The Rings of Saturn
So this one feels to me less of a novel than Austerlitz did, which already stretches my sense of what is a novel. We begin with Sebald (and normally I am not one to presume an unnamed narrator is the author, especially in novels, and in the case of Sophie’s Choice even when the narrator IS the novelist, by name, but here we even get a picture of Sebald in the text!), walking through the county of Suffolk, and his first stop along the journey takes him to thinking about and discussing Thomas Browne. Thomas Browne was born in the early 1600s and became a kind of thinker on all subjects kind of writer. He’s not someone that I, like many Americans, is particularly familiar with, but for Sebald, he uses Browne as a launching pad for much of what the novel does. One of the main thrusts of the novel is that we are with Sebald in 1992, embodied in his 50 year old body, with his specific German heritage, living in England, and making sense of the sheer volume of history, event, time, and place that is situated in the space of the county. He takes us through a light history of the place, and especially with the figures associated with it. In one section, he traces Joseph Conrad’s history in the region, linking his place as a German writer trying to make sense of what is England to that of Conrad, English writer of Polish origin (and not descent) who also had to make sense of England. In a way, this is almost a 300 page version of the opening pages of Heart of Darkness. As someone with a passing, but somewhat informed knowledge of English history, this novel gets into some impressively granular elements I was wholly unaware of.
A Place in the Country
If I know only a little of English history, I know almost nothing of German-speaking history, geography, literature, or art. Well that’s not entirely true: I know the same stuff most people know about German history (ie that it basically begins and ends with 1910-1945); I know something of German literature (or German language history) through my reading of Kafka, Mann, Mann, Grass, Hesse, Kleist, Roth, Zweig, and a few others; I know of German geography through literature and film; and I know nothing of German art except Anselm Kiefer. So to look at a few of figures of art and literature through the much more intense history of Sebald’s own biographical remembrance, interaction, and study of these figures opens the door significantly (in proportion to what I already know). He ties the writers and artists in this small essay collection to the land itself. In one section he shows a few pieces of landscape art and drawings, while reflecting on the spaces that they inhabit in the world. He discusses the shrouded life of the writer Robert Walser among other subjects. In his Sebald way, Sebald infuses each essays with a ton of background information, detail, sharp analysis, and humanity.
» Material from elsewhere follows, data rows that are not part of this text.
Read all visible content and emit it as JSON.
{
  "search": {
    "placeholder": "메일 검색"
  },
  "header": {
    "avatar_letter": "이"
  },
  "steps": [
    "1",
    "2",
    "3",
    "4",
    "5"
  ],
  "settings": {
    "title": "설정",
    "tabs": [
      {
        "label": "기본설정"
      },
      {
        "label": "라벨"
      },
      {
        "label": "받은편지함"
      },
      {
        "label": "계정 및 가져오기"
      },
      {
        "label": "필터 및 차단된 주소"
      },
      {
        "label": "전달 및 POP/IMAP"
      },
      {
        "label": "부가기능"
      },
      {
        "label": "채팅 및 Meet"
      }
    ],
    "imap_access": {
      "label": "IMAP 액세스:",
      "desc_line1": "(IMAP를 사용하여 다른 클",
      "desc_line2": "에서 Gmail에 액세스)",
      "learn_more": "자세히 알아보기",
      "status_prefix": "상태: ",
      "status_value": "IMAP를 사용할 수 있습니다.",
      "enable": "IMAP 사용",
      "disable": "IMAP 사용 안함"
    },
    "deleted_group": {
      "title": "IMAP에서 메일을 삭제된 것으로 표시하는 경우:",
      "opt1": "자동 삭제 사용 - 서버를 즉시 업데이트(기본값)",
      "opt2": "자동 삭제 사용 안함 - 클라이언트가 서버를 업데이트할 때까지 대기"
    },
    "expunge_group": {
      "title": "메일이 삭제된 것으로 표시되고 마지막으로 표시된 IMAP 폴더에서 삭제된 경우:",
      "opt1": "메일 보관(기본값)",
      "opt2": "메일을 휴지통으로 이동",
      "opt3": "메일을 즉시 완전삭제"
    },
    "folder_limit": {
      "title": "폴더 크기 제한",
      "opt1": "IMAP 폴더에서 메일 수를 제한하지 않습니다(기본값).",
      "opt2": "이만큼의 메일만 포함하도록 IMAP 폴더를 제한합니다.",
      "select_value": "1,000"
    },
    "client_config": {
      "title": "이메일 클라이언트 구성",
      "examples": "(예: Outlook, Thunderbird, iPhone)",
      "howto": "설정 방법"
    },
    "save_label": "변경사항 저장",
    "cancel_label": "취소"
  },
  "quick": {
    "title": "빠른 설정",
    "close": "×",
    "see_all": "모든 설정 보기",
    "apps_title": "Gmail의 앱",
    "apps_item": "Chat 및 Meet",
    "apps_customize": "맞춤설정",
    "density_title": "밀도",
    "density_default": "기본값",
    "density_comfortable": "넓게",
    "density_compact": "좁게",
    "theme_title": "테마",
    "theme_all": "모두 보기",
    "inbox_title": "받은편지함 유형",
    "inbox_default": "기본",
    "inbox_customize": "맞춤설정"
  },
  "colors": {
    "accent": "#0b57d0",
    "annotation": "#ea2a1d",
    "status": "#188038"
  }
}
This book came out in 1992 or so and is more interesting to me than The Rings of Saturn, and on par with Austerlitz in that realm. Rather than looking deeply into the history of a place, we follow our narrator as he traces the personal history of a series of figures from his life from a man he meets late in life on a tour to a former school teacher to figures from around town. In each narrative, we receive a personal history of the figure, their tie to the geographical space of their surroundings, and some sense of the connection to the narrator. More than the other book, this one feels deeply personal in a way that seems lost in a lot of modern writing. It’s a bit of cliche to talk about the ways in which digital culture has alienated a lot of personal interaction, but one other thing I think has happened is the ways in which the reclamation of the personal in writing has added a falsely dramatic scope to interactions. There’s a kind of overcorrection to the almost Romantic (or maybe the Sentimental is a better way to frame it) sense of human interaction that I don’t quite represents our fundamental reality. This book provides the actual work necessary into investigating those ties. And what I mean here is the scope feels balanced, along with the amount of research and investigation necessary to have the insights that too much of today’s writing seems to present without context or without acknowledgement of the depth required for the writing.